Our challenge is to assure that these changes translate into positive outcomes for children, to learn more about what works, and, as urged by the panel, to benefit from any failures.

The external reviewers appropriately observed that WestEd should increase efforts to document our work’s impact on students. We are pleased that as many WREL developmental projects mature, with assessments of that work yielding data, such evidence is mounting. By the end of the 1998-99 school year, for example, we have gathered information unavailable at the time of the panelists’ April visit; for example —

  • Two Kyosei schools — intensive sites working with WestEd on standards-based practice — were rated in an external evaluation conducted by Stanford University as achieving significant improvement in student outcomes,
  • With WestEd support, the passing rate on Nevada’s high school proficiency test has increased from 50% to 94%,
  • Families supported through Marin City Families First — our interagency development project providing family visits and advocacy — demonstrated significantly greater use of positive parenting techniques (in videotaped interactions between parents and children) as compared to a control group.
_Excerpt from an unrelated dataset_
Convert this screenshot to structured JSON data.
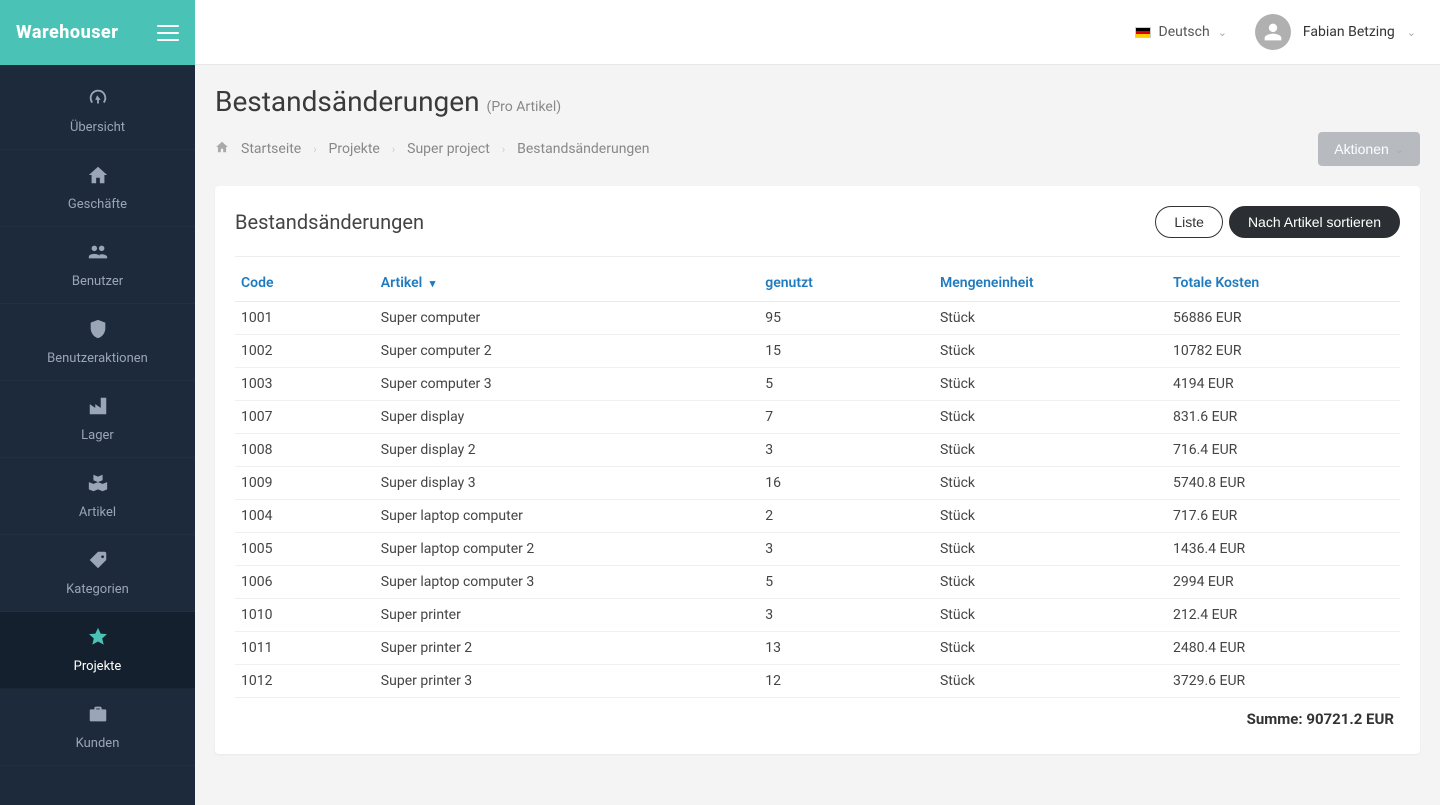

The panel recommended that we intensify efforts through the current WREL contract period to evaluate the depth and breadth of impact on students and the factors that contribute to it. We concur. Such a pursuit is consistent with direction set by WestEd’s Board of Directors, which recognizes the tension between responding to requests for service and maintaining an R&D agency’s responsibility to document and analyze outcomes. The Board has directed staff to look for additional opportunities to better evaluate our work for the purpose of helping educators in the region make better, data-based decisions.

It has been our intention to spend more of the final year of this OERI contract evaluating the effects of our work. Specifically, we will work to increase client survey response through additional follow-ups, including telephone interviews to trace impact and strengthen the technical quality of our evaluations. Additionally, our WREL quality assurance activities will more effectively integrate across programs both information gathering and reporting. We also expect to contract with an independent organization to document our efforts to extend work already identified as effective or exemplary.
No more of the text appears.